Lurking in the dark… Éanna Hardwicke in A Ghost Story for Christmas: Woman of Stone. Photo: Rory Mulvey/BBC/Adorable Media

It’s all adapted from Edith Nesbit’s Man-Size in Marble, which I went ahead and read, and I think the clever tweaks make the already good story even better, more three-dimensional and structured. At some point in about 2010, some high-ranking wizard in British television decreed, “Oh, just let Mark Gatiss do whatever the hell he wants!”, and apart from Dracula episode three and the part in Sherlock where he goes to his mind palace , it has been a huge net positive for the culture. This is just more of the good stuff. Give me one a year until 2100.

Actually, I wanted to talk about it: we need more geniuses given free rein to do whatever the hell they want, and we need more anthology series where great British actors chew in small one-off roles and it seems I don’t, it has to be Christmas and I don’t think it has to be Mark Gatiss for us to have it.
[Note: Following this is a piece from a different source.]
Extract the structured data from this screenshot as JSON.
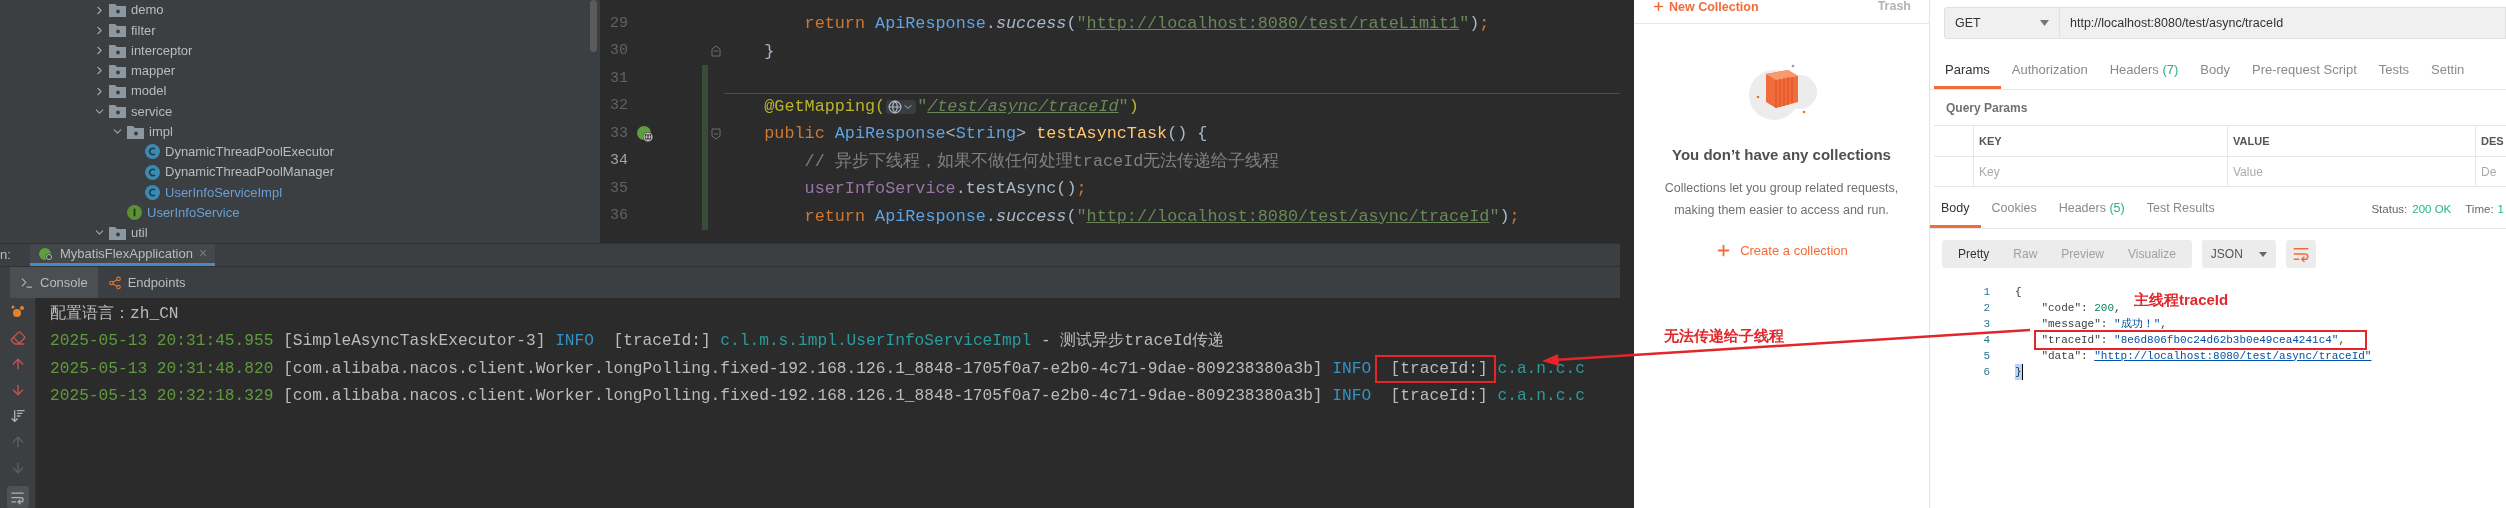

Woman of Stone is a perfectly formed 30-minute Christmas treat, one that sent me down a spooky rabbit hole (an earlier Ghost Story for Christmas, the Kit Harington-led, Sherlock Holmes-nodding lot #249, is still on iPlayer If you is brave enough, the original scary Whistle and I’ll Come to You is on YouTube I have a bunch of MR James audiobooks lined up for the train ride up north).

Basically, we need more television that makes the viewer open a bunch of tabs, possibly illegally download a PDF, and shove extra culture into their heads as a result of watching. An anthology episode that explores a weird idea to its absolute outer limits and then puts it back down is kind of the perfect form to do it in. I’m over TV shows that spend too much of their opening episodes building basic relationships that might become useful or important later—if I watch another comedy where a young, chaotic protagonist goes to lunch with their humorless older siblings, who have their shit together I just want to start screaming! In public! – and formats like A Ghost Story for Christmas just get right down to it, no fuss: the doctor cycles and you never know if ghosts are real.

Yes, I know, it’s a special little Christmas treat. But I want more treats! I want treats all year long! Why do we only get to play with form during December! Why can’t Rylan interview Mariah in March!